You have dev tun in the VPN config and ifname tun0 in the network config.  It should be the same name both places.

Also you have to put the VPN tunnel in the lan firewall zone or create a new zone for it that forwards to wan.

Post #5
deerss
25 Dec 2017, 08:33
mk24 wrote:

You have dev tun in the VPN config and ifname tun0 in the network config.  It should be the same name both places.

Also you have to put the VPN tunnel in the lan firewall zone or create a new zone for it that forwards to wan.


Thank you very much this indeed worked!
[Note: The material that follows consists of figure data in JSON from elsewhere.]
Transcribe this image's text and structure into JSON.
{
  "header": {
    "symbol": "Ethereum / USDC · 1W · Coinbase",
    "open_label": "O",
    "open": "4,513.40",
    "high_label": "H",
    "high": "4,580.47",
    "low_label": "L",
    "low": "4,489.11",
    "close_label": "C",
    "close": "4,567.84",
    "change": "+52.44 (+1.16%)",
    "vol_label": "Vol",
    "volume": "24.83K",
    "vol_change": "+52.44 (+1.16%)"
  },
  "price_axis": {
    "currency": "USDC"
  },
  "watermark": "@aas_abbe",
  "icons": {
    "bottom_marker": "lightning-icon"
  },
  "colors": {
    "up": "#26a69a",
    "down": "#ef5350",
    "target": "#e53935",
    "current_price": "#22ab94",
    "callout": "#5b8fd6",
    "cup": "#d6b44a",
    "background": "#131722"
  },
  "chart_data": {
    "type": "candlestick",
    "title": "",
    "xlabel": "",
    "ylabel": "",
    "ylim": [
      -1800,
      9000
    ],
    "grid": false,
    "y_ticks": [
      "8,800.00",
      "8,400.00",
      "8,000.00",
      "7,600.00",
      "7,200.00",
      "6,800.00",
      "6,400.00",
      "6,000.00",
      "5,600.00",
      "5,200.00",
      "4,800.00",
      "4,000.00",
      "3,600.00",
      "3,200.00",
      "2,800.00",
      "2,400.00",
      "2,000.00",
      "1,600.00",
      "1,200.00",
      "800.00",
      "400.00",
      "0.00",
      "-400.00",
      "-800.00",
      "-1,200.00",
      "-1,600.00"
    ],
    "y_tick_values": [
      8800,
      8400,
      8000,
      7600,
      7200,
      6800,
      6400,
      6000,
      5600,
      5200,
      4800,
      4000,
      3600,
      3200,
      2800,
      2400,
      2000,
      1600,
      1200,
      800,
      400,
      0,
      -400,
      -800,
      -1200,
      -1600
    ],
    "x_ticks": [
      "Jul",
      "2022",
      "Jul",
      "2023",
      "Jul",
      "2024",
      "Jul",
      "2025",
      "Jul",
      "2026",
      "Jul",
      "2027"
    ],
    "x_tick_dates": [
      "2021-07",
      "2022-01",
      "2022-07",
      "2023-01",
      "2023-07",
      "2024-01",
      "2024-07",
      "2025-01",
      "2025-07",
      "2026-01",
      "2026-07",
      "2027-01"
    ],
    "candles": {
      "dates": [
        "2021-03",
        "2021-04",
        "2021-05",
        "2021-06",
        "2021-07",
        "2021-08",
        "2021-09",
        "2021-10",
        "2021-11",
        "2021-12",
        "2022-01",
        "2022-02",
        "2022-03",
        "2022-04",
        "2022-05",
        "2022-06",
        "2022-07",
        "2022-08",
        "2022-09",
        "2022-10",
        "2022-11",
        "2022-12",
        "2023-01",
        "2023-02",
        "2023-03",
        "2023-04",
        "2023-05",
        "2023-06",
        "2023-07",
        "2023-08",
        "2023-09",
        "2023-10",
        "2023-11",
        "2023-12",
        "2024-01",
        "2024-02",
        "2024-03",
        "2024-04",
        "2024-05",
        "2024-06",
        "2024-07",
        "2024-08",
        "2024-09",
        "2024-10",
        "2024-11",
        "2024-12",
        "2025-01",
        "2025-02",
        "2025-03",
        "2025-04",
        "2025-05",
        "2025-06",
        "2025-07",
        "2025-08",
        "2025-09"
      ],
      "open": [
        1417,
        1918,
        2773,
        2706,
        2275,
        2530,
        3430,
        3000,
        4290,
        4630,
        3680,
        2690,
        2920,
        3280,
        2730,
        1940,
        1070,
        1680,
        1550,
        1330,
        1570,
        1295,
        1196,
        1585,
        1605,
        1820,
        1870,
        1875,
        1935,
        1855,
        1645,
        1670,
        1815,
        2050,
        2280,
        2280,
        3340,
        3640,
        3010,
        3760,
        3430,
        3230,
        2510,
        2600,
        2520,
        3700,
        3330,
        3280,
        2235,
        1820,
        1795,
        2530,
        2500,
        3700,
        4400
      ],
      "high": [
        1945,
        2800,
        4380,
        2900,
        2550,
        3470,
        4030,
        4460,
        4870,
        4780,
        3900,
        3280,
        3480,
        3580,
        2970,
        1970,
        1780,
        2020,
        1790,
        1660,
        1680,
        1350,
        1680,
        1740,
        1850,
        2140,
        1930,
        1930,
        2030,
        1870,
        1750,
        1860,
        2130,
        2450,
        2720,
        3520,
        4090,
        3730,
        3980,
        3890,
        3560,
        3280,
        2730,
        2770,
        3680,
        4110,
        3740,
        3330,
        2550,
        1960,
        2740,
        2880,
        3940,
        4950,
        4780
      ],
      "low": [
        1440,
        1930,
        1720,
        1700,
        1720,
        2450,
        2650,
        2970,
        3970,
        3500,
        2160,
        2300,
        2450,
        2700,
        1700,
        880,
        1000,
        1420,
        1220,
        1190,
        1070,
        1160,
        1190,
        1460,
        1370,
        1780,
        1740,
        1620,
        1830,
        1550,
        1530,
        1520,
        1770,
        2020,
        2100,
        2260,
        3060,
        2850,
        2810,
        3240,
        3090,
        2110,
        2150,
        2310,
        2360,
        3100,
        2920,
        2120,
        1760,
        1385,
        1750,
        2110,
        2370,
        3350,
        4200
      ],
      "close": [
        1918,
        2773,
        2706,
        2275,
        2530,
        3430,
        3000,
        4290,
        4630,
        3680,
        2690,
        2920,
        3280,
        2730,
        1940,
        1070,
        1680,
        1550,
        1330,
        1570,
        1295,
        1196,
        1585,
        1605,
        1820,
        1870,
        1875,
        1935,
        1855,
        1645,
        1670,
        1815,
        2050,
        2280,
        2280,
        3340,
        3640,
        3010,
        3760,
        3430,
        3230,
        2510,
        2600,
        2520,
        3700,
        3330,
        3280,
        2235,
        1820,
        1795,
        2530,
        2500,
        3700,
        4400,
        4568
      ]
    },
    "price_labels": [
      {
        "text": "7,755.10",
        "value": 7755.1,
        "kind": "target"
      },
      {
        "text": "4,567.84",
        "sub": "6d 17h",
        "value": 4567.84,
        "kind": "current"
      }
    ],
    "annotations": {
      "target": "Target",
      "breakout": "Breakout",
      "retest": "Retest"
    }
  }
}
Still have no idea why some of the traffic was getting through, but it is all good now.

Post #6
Sorbe
29 Dec 2017, 01:29

What is the proper way to combine the OpenVPN and MWAN3 packages?
I'm about to replace my older Attitude Adjustment based MWAN router.
I've moved to a load-balanced mix of DSL and T-Mobile LTE 4G, but I want VPN too.

Here are the two obvious topologies:
Should I configure and have MWAN3 load balance two VPN connections to different VPN servers (one over each gateway)?
Or should I configure one VPN connecion to one server and have MWAN3 try to load balance the traffic on each gateway?

It seems like it would be better to have two VPN connections, one through each gateway since MWAN3 routes traffic based on the odd/even-ness of the destination IP address.

Has anyone successfully used multiple gateways (via MWAN3) and VPN?
I've had trouble before getting VPN to work across T-Mobile's networks, they seem to inject RST packets.
Any suggestions on which VPN service provider to use for this (NordVPN, PureVPN, etc?)

(Last edited by Sorbe on 29 Dec 2017, 01:31)

Post #7
mk24
29 Dec 2017, 02:13

Open two VPN client connections, one dedicated to each ISP (by binding to a specific interface in the configuration).  They can connect to the same server if the service allows you to have multiple connections.  Then load balance the traffic going into the VPN tunnels.

Load balancing is based on selecting the least busy ISP for each new connection initiated by a user.  When you pass everything through a VPN, there are no new connections to the WAN interfaces.  One persistent connection is opened at the start and all the various traffic goes through it.

(Last edited by mk24 on 29 Dec 2017, 02:32)

The discussion might have continued from here.